Alice went still on the bed, all other indignities and imprecations forgotten. “What do you mean, you were married?”

“My sons are legitimate.” He frowned at her, his hands back on his hips. “I would not wish bastardy on any child, much less my own.”

“But you said you were married,” Alice pressed. “You aren’t married now?”

“I am not,” he replied, cocking his head. “And were I not in polite company, and did it not sound insufferably callous, I would add, ‘thank God.’ My wife expired of typhoid fever a little more than three years into our union. I would not have wished her dead, but she is, and I quite honestly do not miss her.”

“Mr. Grey! Surely you haven’t voiced those sentiments before your children?”

“And if I have?”

“You would have much to apologize for,” Alice shot back. “Much to be forgiven for.

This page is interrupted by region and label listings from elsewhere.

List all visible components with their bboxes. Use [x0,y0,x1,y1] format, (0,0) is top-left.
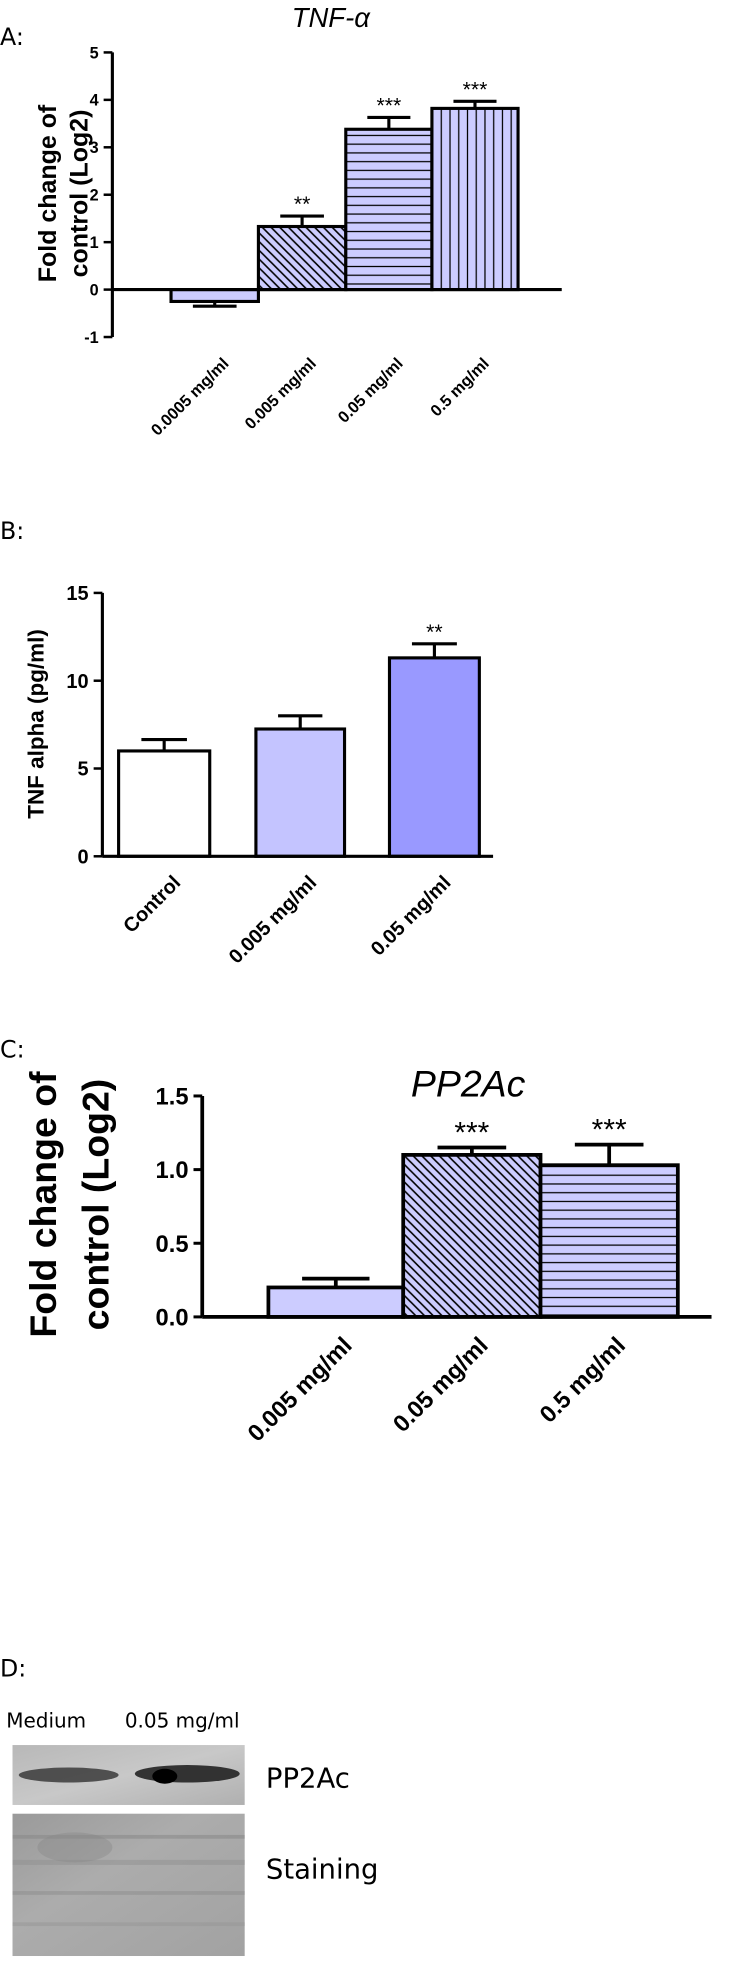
significance-label: *** [454,1117,489,1150]
y-axis-label: Fold change of [34,104,62,282]
chart-title: PP2Ac [411,1063,526,1105]
bar [256,224,348,292]
y-tick-label: 0 [90,281,99,299]
bar [344,127,434,292]
bar [254,727,347,858]
x-tick-label: 0.5 mg/ml [535,1333,631,1429]
significance-label: *** [463,78,488,101]
bar [169,288,260,304]
bar [430,106,520,292]
significance-label: ** [426,621,443,644]
significance-label: ** [294,193,311,216]
y-tick-label: 3 [90,139,99,157]
x-tick-label: 0.005 mg/ml [225,872,321,968]
x-tick-label: 0.0005 mg/ml [148,355,233,440]
y-tick-label: 5 [90,44,99,62]
x-tick-label: 0.5 mg/ml [427,355,493,421]
bar [266,1285,406,1319]
x-tick-label: Control [119,872,185,938]
x-tick-label: 0.05 mg/ml [335,355,407,427]
lane-label: Medium [6,1709,86,1733]
y-tick-label: 1.0 [156,1158,189,1184]
panel-label: A: [0,23,24,51]
bar [401,1153,543,1319]
x-tick-label: 0.005 mg/ml [243,1333,357,1447]
panel-label: D: [0,1654,26,1682]
x-tick-label: 0.05 mg/ml [389,1333,494,1438]
y-tick-label: -1 [84,329,98,347]
y-tick-label: 2 [90,187,99,205]
panel-label: B: [0,517,24,545]
y-axis-label: control (Log2) [65,110,93,278]
row-label: Staining [266,1855,379,1886]
lane-label: 0.05 mg/ml [125,1709,240,1733]
y-tick-label: 0.0 [156,1305,189,1331]
y-tick-label: 4 [90,92,99,110]
y-axis-label: Fold change of [22,1071,64,1338]
panel-label: C: [0,1035,25,1063]
x-tick-label: 0.05 mg/ml [367,872,456,961]
y-tick-label: 1 [90,234,99,252]
significance-label: *** [592,1114,627,1147]
bar [538,1163,680,1319]
y-tick-label: 15 [66,583,88,605]
significance-label: *** [376,94,401,117]
bar [117,749,212,858]
chart-title: TNF-α [292,2,372,33]
y-tick-label: 0 [78,846,89,868]
y-tick-label: 5 [78,759,89,781]
bar [387,656,481,858]
y-axis-label: TNF alpha (pg/ml) [24,629,49,819]
row-label: PP2Ac [266,1763,350,1794]
blot-image [12,1745,245,1957]
y-axis-label: control (Log2) [75,1079,117,1331]
y-tick-label: 0.5 [156,1232,189,1258]
y-tick-label: 10 [66,671,88,693]
y-tick-label: 1.5 [156,1085,189,1111]
x-tick-label: 0.005 mg/ml [242,355,320,433]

She might have been the worst mother in the world, but those little boys need to believe she was in some way lovable, much as they would need to believe the same about you, lest they see themselves as unlovable.”

His gaze narrowed. “You presume to know a great deal about my sons.”

“I knew well before you did that one of them had been birched too severely,” Alice retorted. “And I know they need to regard their parents in some reasonably positive fashion.”

“Well, then, fine.” He ran a hand through his hair in a gesture Alice had seen his younger brother make often. “Your expertise confirms my choice of you as the boys’ next governess.”

Alice opened her mouth to say something, then shut it abruptly.

“I will take my leave of you.” He stepped back from the bed. “A maid will be along posthaste. Will you want some laudanum?”

“No. Thank you, that is. No, thank you.”

“Good day, then. I’ll have our terms drawn up into a contract and provide a copy for your review.”

She nodded, not even watching as he took his leave. Her hip hurt, and it was going to hurt worse in the next few hours, and she’d just made a devil’s bargain with a man who smelled divine and handled her like she was a sack of feathers. Alice was tucked up in her night rail, a glass of cold lemonade by the bed, before she realized she was just as disgruntled with Mr. Grey for being widowed as she was for his handling her like she was a sack of feathers—and not even a female sack of feathers at that.

Three

Argus churned along ahead of the dust and racket of the coach, no doubt sensing the approach of home even though Tydings was still at least an hour distant. With luck, they’d beat the inevitable thunderstorm building up to the north.